As his 2012 re-election campaign wound to a close, President Obama was unequivocal regarding his first priority for a second term. “There’s no doubt that our first order of business is going to be to get our deficits and debt under control,” he told msnbc’s Morning Joe in late October.
He emphasized his commitment to deficit reduction again in his post-election victory speech, putting “reducing our deficit” at the front of a list of priorities which also included “fixing our immigration system” and “freeing ourselves from foreign oil.”
Despite what progressives might hope for and conservatives may fear, deficit reduction is hardly a sweeping, transformational goal. It also might not appear as intuitively urgent as some of the other line items on the president’s agenda, such as upgrading America’s crumbling infrastructure or mitigating the effects of catastrophic global climate change. But the president has an answer to any supporters who are baffled by his fixation on belt-tightening and budget-balancing.
“There’s a forcing mechanism,” he said in his Morning Joe interview. “You know, the Bush tax cuts end at the end of the year. We know that we’ve got the sequester looming.”
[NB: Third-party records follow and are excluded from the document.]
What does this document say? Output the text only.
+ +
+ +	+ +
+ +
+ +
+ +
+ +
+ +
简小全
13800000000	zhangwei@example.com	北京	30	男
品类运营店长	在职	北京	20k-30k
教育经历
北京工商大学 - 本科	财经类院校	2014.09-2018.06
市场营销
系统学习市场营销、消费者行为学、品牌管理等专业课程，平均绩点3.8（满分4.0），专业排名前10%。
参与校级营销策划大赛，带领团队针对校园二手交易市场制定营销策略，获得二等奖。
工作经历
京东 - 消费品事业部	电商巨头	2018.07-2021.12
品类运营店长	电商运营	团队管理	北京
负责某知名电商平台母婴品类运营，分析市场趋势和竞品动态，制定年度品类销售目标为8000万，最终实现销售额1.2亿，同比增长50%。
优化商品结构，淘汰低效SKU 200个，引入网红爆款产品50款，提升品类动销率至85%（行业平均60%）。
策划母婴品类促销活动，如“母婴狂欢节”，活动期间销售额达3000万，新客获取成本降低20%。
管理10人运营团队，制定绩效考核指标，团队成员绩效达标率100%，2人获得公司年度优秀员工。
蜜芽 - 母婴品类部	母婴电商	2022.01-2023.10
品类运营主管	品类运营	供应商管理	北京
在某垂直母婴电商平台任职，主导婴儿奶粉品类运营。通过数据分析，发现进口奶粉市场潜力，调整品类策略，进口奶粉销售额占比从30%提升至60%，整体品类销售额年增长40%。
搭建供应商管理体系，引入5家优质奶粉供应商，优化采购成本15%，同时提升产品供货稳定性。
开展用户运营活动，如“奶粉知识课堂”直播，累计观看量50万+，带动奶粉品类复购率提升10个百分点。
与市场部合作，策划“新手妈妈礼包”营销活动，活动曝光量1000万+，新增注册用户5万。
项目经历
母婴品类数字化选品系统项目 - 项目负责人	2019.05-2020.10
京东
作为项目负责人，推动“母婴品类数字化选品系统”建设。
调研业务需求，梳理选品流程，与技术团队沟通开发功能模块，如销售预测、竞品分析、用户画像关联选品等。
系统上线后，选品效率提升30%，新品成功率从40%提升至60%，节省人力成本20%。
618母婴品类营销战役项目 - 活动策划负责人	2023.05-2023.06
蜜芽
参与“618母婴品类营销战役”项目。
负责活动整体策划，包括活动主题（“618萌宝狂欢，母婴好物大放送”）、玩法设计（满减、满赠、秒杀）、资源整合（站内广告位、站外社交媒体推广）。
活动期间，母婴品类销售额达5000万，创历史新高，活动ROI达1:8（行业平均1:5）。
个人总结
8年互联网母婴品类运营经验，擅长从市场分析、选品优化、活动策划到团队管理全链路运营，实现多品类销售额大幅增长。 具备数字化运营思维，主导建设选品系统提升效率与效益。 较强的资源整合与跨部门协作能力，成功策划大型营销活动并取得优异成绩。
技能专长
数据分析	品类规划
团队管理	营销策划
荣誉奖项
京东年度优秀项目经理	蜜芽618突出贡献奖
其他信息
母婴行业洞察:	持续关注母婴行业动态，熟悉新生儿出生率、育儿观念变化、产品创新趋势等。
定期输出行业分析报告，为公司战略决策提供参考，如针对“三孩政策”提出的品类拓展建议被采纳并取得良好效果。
The sequester is a series of timed budget cuts which will automatically kick in at the beginning of next year unless Congress prevents it. These cuts, along with the Bush tax cuts and various other tax and budget provisions set to expire soon, form what is known in Washington as the fiscal cliff: a “huge fiscal contraction” which will occur as those policies expire.
Though research by the Center on Budget and Policy Priorities (CBPP) has suggested that the “cliff” metaphor is misguided—it’s actually more like a gradual slope—CBPP Vice President James Horney told msnbc that it should still be averted. “Virtually nobody thinks all the policies there are the right ones, are the way to go,” he said of the fiscal cliff. Instead, the policies set to expire should be replaced with a menu of other budget measures which will address the government’s longer-term deficit concerns.
“While economists have a lot of different opinions about how large a debt is acceptable and what we ought to do now, and so on, there is virtually unanimous agreement you can’t have a permanent situation where deficits and debts continue to grow relative to the size of the economy,” said Horney.
Following his decisive victory in the 2012 election, Obama “has the most leverage he’s going to have” to hammer out a reasonable budget with House Republicans and “stabilize the deficit relative to the GDP by the end of the decade.”
But Brooklyn College political theorist Corey Robin believes that Obama’s focus on deficit reduction amounts to “austerity politics,” and will lead to deep, regressive cuts in social welfare spending. “I think [Obama] is part of a class of people within the Democratic Party who really do believe that the system is broke, that we don’t have enough money, and old people are going to have to take it on the chin,” he said.